I don't think there's really an accurate conversion rate considering bells aren't legal currency anywhere in our world ^__^


----------



## Believe (Apr 22, 2020)

unless you're comparing to how people sell them on ebay/etsy/whatever, I doubt there's a true way to calculate this. You could potentially look @ average time spent making bells but that also varies so much depending on method and access to online


----------



## visibleghost (Apr 22, 2020)

you mean how the in game currency compares to real world mney, not how much you can buy bells for, right?

i think it is hard to make a real comparison because some items are very expensive or cheap when compared to other items. for example, a sofa can be bought for the same price you can sell 50 fruit for, which isnt exactly realistic. so i would say it really depends what you base the comparison on


----------



## Jhin (Apr 22, 2020)

We will never know the true scale of Tom Nook's riches.


----------



## axo (Apr 22, 2020)

bells are supposedly equivalent to yen, so in that case 1 USD = approximately 100 bells

but, like others have said, bells are not a real currency and so it's really hard to say.


----------



## Holla (Apr 22, 2020)

You could possibly use the in game Nintendo Switch to compare, but even then the regular and AC themed one are different prices. Regular is 29,980 bells and the AC one is 35,960 bells.


----------



## LuchaSloth (Apr 22, 2020)

The closest way to do this would probably be with house prices. The final upgrade is for large home with an upstairs, three bedrooms, and a basement. It costs almost 2.5 million bells. Now...this obviously depends on what the housing market is like in your area. But...I would consider that price quite a bit north of what it would cost in real life. All things considered, the New Horizons home would not translate to the biggest house in the world. It's pretty average and would probably come in at about a third of that amount (if not far less that that, depending on your state). Either way...bells are worth a lot less than USD. That's about all I know. Hahaha.


----------



## Nefarious (Apr 22, 2020)

Bells work like yen I believe. Even so, bells is so much easier and faster to make than irl currency so it’s not on the same value.


----------



## Toot (Apr 22, 2020)

The bells go according to the Japanese Yen Currency

$10 USD would be 1000 JPY. iirc this is what it is based off of if not loosely.


----------



## meggiewes (Apr 22, 2020)

This looks like a job for Matt Patt at Game Theory! It would be interesting to see what a single bell would be the equivalent in USD.

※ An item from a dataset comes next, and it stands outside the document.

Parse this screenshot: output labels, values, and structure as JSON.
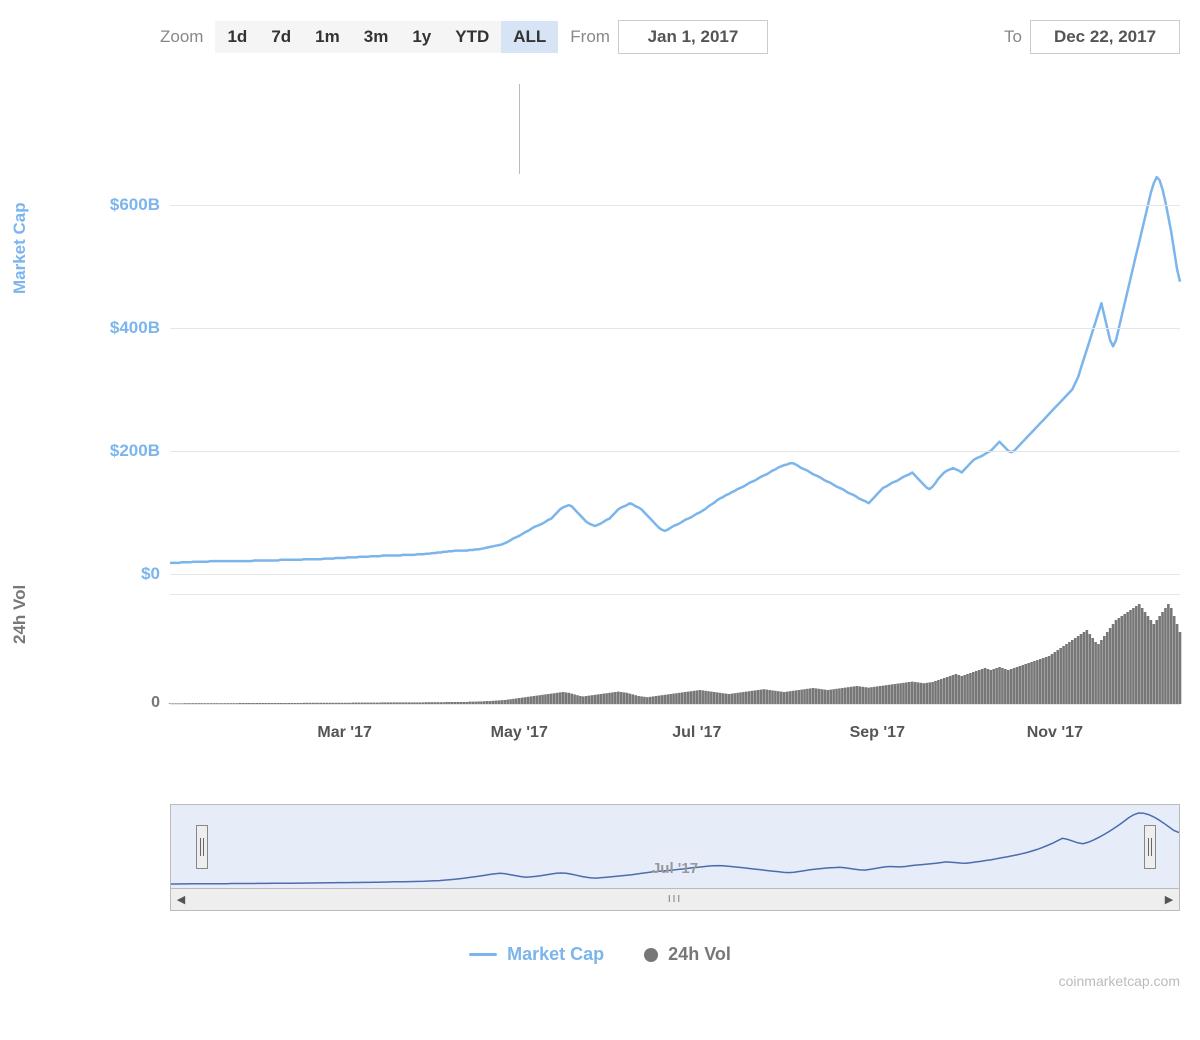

 But (and I can't believe I have to say this), please don't let yourself get ripped off by trying to buy bells or a villager off of Ebay or something.


----------



## fallenchaoskitten (Apr 22, 2020)

Holla said:


> You could possibly use the in game Nintendo Switch to compare, but even then the regular and AC themed one are different prices. Regular is 29,980 bells and the AC one is 35,960 bells.


Which... math basically checks out.

1 bell = 1 yen
100 yen = roughly $1 USD
10,000 yen = roughly $100 USD

Regular switch is just around $300 & the AC Switch is 300 US but does not include the cost of game, 60.
Many regions outside of USA included digital game on system (europe and I think JP) so makes since then it being almost $360.


----------